Hello New comers! Need a strong ally and good friend on your list? Add me and get us both a metal god which will give you 50k exp! 1. Go to special2. Add Metal God3. Enter in code 5151508044. Enjoy this fantastic game
I just came to a hot fantasy and right after I cleaned myself up, my friend texted me wishing me a happy birthday. I feel a lot better.Thanks for reading this blog post.

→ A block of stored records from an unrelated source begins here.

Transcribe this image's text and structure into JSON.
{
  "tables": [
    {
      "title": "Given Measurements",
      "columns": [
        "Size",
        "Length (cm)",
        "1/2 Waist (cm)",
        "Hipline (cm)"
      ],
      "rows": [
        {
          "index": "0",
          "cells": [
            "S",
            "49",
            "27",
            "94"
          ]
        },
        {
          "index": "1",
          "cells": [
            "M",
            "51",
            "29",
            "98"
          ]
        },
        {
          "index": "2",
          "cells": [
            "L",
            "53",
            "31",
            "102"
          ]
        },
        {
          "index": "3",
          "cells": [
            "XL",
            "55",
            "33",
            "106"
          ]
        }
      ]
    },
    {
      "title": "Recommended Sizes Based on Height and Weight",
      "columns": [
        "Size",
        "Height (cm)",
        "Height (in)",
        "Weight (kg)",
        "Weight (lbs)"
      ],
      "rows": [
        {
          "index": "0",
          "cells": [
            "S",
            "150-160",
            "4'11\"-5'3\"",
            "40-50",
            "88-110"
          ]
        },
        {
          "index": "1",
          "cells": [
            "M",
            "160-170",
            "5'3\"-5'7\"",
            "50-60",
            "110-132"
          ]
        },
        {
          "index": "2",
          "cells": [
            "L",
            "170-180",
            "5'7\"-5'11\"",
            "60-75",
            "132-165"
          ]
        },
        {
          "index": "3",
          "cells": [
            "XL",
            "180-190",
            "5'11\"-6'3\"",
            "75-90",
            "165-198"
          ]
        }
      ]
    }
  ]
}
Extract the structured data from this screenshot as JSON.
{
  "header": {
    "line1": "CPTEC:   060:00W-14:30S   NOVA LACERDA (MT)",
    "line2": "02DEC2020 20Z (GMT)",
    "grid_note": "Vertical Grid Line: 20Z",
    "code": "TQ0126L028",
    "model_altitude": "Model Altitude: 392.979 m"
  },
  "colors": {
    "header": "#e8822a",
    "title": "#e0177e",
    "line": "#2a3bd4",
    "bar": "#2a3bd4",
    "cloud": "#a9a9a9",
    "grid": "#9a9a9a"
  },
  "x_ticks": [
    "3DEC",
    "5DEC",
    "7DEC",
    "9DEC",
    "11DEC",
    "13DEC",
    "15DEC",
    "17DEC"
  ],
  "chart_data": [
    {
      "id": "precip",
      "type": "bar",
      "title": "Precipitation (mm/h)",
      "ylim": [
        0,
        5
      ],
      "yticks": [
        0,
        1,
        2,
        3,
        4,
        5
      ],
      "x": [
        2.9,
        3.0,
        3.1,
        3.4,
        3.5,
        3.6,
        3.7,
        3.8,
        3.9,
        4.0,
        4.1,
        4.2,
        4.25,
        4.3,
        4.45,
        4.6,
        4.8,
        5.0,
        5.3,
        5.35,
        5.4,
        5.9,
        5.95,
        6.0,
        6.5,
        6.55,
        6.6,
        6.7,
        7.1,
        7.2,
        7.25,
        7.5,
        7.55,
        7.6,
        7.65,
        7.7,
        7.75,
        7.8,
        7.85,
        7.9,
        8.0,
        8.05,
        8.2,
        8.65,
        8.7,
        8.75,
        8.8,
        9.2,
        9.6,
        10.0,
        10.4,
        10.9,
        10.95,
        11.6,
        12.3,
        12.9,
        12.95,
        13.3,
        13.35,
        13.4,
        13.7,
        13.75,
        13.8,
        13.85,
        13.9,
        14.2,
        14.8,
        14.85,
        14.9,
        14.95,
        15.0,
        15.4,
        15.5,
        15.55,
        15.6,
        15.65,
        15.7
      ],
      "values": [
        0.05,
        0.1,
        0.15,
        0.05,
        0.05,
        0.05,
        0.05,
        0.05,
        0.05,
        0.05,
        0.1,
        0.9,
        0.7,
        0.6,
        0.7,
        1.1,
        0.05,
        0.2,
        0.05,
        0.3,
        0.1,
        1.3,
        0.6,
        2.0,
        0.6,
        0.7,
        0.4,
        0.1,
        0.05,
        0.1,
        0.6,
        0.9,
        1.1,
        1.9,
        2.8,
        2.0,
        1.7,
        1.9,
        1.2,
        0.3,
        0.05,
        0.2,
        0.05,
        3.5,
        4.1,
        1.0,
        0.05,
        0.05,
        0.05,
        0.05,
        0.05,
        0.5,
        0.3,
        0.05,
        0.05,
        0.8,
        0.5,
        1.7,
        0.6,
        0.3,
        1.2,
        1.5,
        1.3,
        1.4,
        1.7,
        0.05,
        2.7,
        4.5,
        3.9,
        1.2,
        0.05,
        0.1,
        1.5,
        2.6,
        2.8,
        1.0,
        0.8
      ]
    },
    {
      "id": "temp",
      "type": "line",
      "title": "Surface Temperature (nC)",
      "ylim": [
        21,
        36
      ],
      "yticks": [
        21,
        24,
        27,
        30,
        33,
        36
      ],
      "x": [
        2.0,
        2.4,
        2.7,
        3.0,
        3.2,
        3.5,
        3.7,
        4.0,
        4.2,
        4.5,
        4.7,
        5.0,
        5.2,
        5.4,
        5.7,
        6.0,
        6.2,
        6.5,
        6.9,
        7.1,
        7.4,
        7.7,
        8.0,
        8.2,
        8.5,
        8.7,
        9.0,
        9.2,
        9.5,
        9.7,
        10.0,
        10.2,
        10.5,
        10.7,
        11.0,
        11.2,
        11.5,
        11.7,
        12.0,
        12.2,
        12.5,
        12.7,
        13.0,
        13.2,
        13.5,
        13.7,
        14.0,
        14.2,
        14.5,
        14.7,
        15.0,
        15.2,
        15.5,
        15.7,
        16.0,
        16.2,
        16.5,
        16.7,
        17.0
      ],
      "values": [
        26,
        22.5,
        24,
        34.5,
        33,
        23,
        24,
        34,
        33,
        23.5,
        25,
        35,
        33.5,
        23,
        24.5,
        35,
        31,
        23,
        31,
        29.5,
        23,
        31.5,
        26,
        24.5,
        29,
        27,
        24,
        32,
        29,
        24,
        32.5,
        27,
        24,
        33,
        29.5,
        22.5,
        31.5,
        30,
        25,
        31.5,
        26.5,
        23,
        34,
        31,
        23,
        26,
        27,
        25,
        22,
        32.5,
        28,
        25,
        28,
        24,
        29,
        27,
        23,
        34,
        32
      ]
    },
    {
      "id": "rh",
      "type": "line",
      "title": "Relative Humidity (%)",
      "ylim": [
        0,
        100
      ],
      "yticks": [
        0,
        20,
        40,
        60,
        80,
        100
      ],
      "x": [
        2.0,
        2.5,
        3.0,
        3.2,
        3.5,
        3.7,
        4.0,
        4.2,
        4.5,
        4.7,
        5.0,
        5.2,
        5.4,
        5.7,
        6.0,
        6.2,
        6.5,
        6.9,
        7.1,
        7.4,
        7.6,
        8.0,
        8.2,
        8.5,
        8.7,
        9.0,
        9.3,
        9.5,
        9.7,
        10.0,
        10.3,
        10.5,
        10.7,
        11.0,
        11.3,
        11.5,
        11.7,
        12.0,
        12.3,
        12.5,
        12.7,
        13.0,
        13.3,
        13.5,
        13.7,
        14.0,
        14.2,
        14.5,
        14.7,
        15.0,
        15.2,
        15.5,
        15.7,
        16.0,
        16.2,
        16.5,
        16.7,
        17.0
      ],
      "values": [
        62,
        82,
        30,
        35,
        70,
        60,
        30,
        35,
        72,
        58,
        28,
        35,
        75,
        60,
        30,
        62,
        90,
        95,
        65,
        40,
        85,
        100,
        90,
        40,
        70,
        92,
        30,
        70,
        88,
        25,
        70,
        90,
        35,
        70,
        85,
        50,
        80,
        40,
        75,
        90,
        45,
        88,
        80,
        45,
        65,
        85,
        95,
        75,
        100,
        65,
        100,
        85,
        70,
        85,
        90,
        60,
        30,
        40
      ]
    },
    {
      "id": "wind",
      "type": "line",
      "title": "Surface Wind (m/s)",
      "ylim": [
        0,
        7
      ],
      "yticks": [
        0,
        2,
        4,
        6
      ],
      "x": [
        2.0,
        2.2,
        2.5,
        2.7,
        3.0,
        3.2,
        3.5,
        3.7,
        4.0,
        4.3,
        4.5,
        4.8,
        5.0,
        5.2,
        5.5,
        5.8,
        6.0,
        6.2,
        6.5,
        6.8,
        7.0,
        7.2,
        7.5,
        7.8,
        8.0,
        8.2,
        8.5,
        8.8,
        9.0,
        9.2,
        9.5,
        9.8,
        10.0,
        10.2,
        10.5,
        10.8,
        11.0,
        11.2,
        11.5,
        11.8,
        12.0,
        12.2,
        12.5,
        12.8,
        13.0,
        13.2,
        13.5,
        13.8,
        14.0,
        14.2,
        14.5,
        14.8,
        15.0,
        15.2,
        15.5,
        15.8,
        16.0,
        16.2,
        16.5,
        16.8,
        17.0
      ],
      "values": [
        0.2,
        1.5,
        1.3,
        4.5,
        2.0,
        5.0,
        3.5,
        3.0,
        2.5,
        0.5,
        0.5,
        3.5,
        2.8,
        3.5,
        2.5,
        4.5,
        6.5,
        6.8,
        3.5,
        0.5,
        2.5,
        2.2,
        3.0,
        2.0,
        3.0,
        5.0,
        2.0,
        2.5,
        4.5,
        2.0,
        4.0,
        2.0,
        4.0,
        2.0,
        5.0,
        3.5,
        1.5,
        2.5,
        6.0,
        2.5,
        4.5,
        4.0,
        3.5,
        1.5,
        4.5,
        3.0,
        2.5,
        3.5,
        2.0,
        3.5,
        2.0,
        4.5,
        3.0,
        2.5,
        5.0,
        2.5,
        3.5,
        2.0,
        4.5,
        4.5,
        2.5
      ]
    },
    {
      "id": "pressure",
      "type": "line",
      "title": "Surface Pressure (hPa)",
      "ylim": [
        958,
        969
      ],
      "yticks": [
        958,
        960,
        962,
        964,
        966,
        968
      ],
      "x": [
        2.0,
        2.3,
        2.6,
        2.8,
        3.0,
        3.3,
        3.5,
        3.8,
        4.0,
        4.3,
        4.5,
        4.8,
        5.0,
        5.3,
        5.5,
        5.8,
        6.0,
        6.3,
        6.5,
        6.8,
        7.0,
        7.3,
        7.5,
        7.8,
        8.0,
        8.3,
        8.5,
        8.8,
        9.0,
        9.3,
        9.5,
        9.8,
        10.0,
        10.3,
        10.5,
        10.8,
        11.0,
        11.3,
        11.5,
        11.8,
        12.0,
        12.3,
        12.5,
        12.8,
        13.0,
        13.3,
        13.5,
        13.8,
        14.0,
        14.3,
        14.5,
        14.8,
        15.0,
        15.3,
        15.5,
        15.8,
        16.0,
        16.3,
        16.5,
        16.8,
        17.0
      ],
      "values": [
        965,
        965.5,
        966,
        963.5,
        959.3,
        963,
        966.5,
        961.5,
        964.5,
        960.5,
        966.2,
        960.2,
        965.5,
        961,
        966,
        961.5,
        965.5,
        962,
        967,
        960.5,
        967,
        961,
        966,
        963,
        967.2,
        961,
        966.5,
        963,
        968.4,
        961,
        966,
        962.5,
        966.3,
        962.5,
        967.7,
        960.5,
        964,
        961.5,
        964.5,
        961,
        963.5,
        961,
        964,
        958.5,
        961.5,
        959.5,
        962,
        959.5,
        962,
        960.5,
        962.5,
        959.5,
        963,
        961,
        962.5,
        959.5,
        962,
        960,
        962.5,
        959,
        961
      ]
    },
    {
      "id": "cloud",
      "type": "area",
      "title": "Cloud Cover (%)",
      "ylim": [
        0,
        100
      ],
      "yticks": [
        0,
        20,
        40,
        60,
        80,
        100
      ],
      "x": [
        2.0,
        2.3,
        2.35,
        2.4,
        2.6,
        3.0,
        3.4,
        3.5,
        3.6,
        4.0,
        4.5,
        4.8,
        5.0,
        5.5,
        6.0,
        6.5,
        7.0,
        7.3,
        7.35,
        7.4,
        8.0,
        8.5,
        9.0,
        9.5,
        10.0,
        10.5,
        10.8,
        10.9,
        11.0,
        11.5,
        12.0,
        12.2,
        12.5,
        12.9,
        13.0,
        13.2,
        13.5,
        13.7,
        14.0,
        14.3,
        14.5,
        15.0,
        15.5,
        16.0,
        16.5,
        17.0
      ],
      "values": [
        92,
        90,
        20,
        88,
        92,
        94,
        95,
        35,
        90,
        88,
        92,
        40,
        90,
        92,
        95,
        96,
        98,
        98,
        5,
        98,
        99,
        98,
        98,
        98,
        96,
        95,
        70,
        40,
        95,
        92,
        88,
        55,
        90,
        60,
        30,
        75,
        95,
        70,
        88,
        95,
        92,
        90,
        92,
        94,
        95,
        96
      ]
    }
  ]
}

There's more than one of them. There could be an entire underground tribe of Goofs living out there, devouring their young and sacrificing neighbors to Darkseid for all we know. Shit's disturbingDegenerate inbreed Goofies, living in the severs, only with vague memories of civilizationThey can breed with humans. Fate worse than death awaits those who'll stumble upon a Goof colony, as the crossbreed children prove.The new ubermenschWeak will perish and be devoured. Only the strongest Goofs can survive
Imagine teaching Ultron to be gentle with humans for the first time. He touches your skin, surprised at how soft and warm it is. As you embrace he touches your hair. You blush like a maiden, looking into his smoldering red eye.Ultron grins smugly and cheekily asks, "Oh, you like that?"